Multiprofessionelle Teams

So ändert sich die Rolle von Klassenlehrpersonen

Lehrerinnen und Lehrer stehen immer noch oft allein vor der Klasse. Sie sind aber nicht mehr auf sich allein gestellt, sondern zunehmend Teil multiprofessioneller Teams. Das verändert die Rolle der Klassenlehrpersonen.

Mehrere Leute sitzen in einem Kreis auf Stühlen. Eine Person spricht.
Lehrerinnen und Lehrer arbeiten im Schulalltag vermehrt in multiprofessionellen Teams. Foto: iStock/Nikada

Die Vielfalt in den Klassenzimmern ist eine Realität, die sich nicht wegdiskutieren lässt. Als Reaktion darauf wird das Führen, Fördern und Verstehen einer Klasse immer mehr zur Teamarbeit. Weil dazu unterschiedliches Fachwissen gehört, sind es multiprofessionelle Teams. Die Bandbreite reicht von der Fach- zur Heilpädagogik, über die Sozialarbeit bis hin zur Klassenassistenz.

Coachen, führen und vermitteln

Zusammenhalten muss dieses Team die Klassenlehrperson – sie ist der Dreh- und Angelpunkt der Klasse und die erste Anlaufstelle für Eltern. Die Einzelkämpferin von früher ist heute eine Teamleiterin, die nicht mehr nur unterrichtet, sondern vermehrt coacht, führt und vermittelt.

«Alleine geht es schlicht nicht mehr.»

Noch mehr Arbeit also für überlastete Klassenlehrpersonen? Ja und nein. Zwar nimmt der Koordinationsaufwand zu. Aber es gibt auch Vorteile: Damit liessen sich die Arbeitszufriedenheit und die Selbstwirksamkeit erhöhen, sagt Alexandra Pauli von der Pädagogischen Hochschule der Fachhochschule Nordwestschweiz. Dies, indem Kompetenzen und Ressourcen in den Teams optimal genutzt werden.

Zusammenarbeit ist an heutigen Schulen eine Notwendigkeit. «Alleine geht es schlicht nicht mehr», sagt Pauli. Sie sieht darin eine Chance. «Im Idealfall ist diese Arbeitsteilung keine Zusatzbelastung, sondern gewinnbringend und verschafft der Lehrperson mehr Luft.»

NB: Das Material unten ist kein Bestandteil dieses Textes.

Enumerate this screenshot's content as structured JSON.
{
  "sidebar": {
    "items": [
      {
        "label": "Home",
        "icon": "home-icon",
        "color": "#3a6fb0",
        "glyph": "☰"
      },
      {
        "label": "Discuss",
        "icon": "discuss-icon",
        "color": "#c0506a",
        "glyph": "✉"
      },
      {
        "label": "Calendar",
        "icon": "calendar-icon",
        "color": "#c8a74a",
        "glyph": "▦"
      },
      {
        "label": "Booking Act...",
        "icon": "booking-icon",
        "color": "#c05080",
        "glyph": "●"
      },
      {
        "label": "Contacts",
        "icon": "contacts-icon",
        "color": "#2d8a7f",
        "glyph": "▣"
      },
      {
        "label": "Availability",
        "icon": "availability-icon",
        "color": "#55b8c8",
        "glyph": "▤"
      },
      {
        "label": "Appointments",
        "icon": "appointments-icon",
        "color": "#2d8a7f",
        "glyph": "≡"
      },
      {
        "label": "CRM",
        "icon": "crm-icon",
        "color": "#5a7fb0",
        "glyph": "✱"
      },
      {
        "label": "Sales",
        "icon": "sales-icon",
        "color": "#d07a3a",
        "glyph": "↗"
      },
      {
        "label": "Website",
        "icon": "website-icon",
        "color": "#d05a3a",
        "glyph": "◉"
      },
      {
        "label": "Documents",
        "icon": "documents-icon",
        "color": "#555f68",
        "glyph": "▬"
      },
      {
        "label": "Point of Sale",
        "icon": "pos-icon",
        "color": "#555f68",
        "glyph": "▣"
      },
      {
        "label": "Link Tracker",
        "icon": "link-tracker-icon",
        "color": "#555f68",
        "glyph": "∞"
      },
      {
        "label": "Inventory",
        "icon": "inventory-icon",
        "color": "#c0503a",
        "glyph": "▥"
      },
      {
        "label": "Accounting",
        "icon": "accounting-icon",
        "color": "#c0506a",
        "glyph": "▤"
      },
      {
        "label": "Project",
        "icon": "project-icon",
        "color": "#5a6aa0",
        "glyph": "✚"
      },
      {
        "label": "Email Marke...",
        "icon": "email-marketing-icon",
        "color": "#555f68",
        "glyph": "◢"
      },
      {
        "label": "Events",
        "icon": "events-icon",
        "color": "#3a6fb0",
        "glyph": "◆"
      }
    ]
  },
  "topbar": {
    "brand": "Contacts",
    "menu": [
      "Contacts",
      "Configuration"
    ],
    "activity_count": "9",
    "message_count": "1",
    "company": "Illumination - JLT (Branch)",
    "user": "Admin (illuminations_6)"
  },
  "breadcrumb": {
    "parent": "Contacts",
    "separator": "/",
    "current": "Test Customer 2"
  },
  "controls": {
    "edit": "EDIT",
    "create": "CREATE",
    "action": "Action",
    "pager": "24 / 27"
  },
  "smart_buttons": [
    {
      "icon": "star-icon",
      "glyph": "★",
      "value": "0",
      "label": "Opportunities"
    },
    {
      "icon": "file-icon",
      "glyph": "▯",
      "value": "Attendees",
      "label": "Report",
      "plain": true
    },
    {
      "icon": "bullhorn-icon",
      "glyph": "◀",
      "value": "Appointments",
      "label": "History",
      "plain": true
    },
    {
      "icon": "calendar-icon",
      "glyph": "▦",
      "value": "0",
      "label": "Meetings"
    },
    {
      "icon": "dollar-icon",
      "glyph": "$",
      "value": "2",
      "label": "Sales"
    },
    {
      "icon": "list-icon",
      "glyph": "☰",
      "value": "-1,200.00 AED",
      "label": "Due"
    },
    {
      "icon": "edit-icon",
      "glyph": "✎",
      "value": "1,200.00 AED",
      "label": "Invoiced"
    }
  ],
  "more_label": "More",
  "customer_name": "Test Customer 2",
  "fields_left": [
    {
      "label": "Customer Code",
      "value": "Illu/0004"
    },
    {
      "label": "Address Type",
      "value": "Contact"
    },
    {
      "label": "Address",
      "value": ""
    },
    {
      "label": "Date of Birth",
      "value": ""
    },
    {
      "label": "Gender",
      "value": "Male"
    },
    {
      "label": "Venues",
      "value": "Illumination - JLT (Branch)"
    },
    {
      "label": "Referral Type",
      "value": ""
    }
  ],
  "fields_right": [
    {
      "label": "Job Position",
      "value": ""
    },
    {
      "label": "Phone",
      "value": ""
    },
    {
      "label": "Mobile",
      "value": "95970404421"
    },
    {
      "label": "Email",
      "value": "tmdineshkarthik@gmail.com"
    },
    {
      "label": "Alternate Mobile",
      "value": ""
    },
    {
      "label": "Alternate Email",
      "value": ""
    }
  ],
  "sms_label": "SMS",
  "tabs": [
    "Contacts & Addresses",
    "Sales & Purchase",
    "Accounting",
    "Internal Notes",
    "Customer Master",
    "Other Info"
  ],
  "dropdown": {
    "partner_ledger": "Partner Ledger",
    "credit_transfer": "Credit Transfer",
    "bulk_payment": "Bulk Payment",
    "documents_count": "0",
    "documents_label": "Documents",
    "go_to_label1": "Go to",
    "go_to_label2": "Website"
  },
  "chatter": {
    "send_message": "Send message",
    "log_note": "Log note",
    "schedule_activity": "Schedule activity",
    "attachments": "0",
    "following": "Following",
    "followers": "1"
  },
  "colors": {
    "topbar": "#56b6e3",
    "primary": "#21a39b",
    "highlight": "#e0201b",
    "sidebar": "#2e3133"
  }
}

Heterogenität braucht neue Strukturen

Pauli relativiert zudem das Bild der früheren Einzelkämpferinnen und Einzelkämpfer im Klassenzimmer. Das Verständnis für Zusammenarbeit über die Klasse hinaus sei nicht neu. Neu hingegen sei die grössere Heterogenität an den Schulen. «Die Schulleitungen sind nun gefordert, neue Strukturen zu finden, um den heutigen Ansprüchen an Teilhabe und Integration gerecht zu werden», sagt sie.

Die Voraussetzungen an Schulen für multiprofessionelle Teams sind gut.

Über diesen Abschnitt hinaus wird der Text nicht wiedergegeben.